If you want to talk overall sales, the DS has a small lead in total numbers. But the PSP has been averaging about 300k since it launched. Nintendo doesn't release individual DS figures, only an aggregate DS/GBA number every month, and that's been an average of 320k. Analyst types who would know say DS sales seem to account for roughly 1/3 of those numbers. So it doesn't take much to extrapolate that PSP is doing roughly 3 times as well so far.Quote:
Originally Posted by Dylan1CC
If you want to see the actual numerical evidence, track down any forum or website that routinely posts NPD's numbers. They're not exactly secret. I think Gaming Age posts them religiously but I'm not a member there so I can't use their search function.
Don't forget, there was hradly anything for DS on store shelves until the past couple of weeks. Your average person doesn't know what's coming down the road, and remakes of 15 year old rpgs might not mean more to them than MP3s and movies anyway.
These are the Top Five games for August 2005 per platform based on revenue.
Handhelds
GBA Pokemon Emerald - $2.8M / 81,239
NDS Nintendogs: Dachshund and Friends - $2.5M / 81,979
NDS Nintendogs: Labrador and Friends - $2M
PSP Midnight Club 3: DUB Edition - $2M / 41,980
NDS Nintendogs: Chihuahua and Friends - $1.8M
Hardware
PS2 = 253,000
XBX = 134,000
GCN = 53,000
GBA = 180,000
PSP = 167,000
NDS = 103,000
Remember that the increase due to Nintendogs was pretty much only for the last week of August or so. September should be pretty interesting.
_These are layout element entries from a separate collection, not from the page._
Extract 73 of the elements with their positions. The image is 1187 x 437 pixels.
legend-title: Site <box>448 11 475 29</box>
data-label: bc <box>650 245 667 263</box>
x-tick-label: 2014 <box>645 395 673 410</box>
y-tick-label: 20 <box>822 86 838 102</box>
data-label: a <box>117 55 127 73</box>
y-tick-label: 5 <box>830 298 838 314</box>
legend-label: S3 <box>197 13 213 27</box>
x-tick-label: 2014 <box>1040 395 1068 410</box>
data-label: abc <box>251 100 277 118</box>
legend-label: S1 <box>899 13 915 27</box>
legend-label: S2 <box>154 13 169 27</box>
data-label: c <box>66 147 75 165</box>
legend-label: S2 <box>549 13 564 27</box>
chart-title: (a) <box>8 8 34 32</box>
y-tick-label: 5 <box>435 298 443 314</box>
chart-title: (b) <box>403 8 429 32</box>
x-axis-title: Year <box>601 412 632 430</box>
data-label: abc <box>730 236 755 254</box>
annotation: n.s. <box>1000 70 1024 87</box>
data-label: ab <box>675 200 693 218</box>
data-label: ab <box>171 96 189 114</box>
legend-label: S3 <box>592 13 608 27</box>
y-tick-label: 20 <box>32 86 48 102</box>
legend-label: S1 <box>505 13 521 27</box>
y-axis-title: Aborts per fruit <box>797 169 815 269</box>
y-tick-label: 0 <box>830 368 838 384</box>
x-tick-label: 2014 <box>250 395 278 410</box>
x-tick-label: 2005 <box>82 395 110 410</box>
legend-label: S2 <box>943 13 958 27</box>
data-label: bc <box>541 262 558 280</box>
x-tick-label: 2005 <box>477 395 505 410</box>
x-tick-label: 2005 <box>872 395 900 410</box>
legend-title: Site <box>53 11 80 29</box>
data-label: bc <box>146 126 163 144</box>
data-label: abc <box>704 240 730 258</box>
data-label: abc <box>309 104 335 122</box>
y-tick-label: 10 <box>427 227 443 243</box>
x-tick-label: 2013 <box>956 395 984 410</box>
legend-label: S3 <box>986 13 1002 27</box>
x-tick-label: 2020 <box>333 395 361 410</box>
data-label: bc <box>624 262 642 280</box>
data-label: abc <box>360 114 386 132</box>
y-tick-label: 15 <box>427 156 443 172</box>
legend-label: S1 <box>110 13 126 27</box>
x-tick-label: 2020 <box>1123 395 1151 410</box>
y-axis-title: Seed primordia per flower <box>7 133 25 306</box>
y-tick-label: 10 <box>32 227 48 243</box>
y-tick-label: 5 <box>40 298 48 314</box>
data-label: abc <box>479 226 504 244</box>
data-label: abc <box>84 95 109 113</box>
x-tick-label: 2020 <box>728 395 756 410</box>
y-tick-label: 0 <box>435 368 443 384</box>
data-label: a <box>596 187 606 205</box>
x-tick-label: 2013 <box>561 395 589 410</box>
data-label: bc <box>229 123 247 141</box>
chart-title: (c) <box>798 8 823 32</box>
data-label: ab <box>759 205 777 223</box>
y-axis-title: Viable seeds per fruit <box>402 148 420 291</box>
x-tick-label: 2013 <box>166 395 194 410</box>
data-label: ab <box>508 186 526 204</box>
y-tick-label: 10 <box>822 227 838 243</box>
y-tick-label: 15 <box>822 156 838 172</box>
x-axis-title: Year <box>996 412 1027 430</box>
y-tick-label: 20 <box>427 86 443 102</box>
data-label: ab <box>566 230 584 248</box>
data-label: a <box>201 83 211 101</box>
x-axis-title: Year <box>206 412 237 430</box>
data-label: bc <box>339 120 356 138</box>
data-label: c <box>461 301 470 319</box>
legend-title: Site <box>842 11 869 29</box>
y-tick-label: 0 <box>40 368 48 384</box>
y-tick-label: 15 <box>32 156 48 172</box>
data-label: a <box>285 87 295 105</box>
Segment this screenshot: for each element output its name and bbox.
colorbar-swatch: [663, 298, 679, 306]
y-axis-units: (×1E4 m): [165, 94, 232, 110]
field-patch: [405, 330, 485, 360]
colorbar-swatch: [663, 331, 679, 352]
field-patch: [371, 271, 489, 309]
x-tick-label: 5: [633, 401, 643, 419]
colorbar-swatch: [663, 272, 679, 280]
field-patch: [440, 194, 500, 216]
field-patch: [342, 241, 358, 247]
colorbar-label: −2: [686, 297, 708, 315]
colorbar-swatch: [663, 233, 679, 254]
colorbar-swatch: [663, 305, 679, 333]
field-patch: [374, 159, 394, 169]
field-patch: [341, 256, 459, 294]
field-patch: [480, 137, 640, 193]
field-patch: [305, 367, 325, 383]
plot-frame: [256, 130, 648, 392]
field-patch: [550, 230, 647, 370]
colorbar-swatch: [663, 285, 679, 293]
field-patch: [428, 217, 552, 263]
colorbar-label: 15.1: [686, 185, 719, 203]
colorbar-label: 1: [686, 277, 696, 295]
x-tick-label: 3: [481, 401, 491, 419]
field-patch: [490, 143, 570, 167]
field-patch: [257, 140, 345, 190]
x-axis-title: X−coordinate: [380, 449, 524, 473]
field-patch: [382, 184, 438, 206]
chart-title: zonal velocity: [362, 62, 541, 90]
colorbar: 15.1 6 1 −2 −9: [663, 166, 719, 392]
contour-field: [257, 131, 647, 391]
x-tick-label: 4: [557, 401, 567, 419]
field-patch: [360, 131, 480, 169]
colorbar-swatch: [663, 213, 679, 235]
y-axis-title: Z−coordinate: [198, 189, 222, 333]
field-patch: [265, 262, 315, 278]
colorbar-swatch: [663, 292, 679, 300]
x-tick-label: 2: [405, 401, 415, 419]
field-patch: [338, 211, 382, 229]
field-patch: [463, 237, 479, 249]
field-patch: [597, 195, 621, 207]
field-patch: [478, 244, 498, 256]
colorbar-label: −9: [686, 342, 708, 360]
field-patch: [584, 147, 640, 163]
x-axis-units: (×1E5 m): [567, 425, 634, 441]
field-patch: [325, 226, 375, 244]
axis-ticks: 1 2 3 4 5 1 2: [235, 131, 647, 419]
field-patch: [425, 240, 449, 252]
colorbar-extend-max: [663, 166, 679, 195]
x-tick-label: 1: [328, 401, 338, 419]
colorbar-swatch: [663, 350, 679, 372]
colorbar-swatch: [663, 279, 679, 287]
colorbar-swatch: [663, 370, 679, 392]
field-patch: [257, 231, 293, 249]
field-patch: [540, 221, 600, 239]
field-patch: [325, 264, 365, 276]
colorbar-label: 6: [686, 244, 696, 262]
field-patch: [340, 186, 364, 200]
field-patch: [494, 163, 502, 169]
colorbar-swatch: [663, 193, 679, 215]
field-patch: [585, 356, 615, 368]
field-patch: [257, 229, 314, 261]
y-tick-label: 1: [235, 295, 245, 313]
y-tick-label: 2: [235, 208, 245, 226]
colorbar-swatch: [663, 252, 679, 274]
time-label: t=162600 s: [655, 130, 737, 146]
http://forum.pcvsconsole.com/viewthread.php?tid=16923
I think the only PSP game that came out in August was Namco Museum Collection. That seemed to cause a bit of a drop in sales. Before PSP launched I figured the one thing that might stop it would be its cost - I wonder how long it'll be before everybody who'd consider buying one at that price already has one? (Although Sony was bright enough to include a built-in price drop by only selling it as the value pack).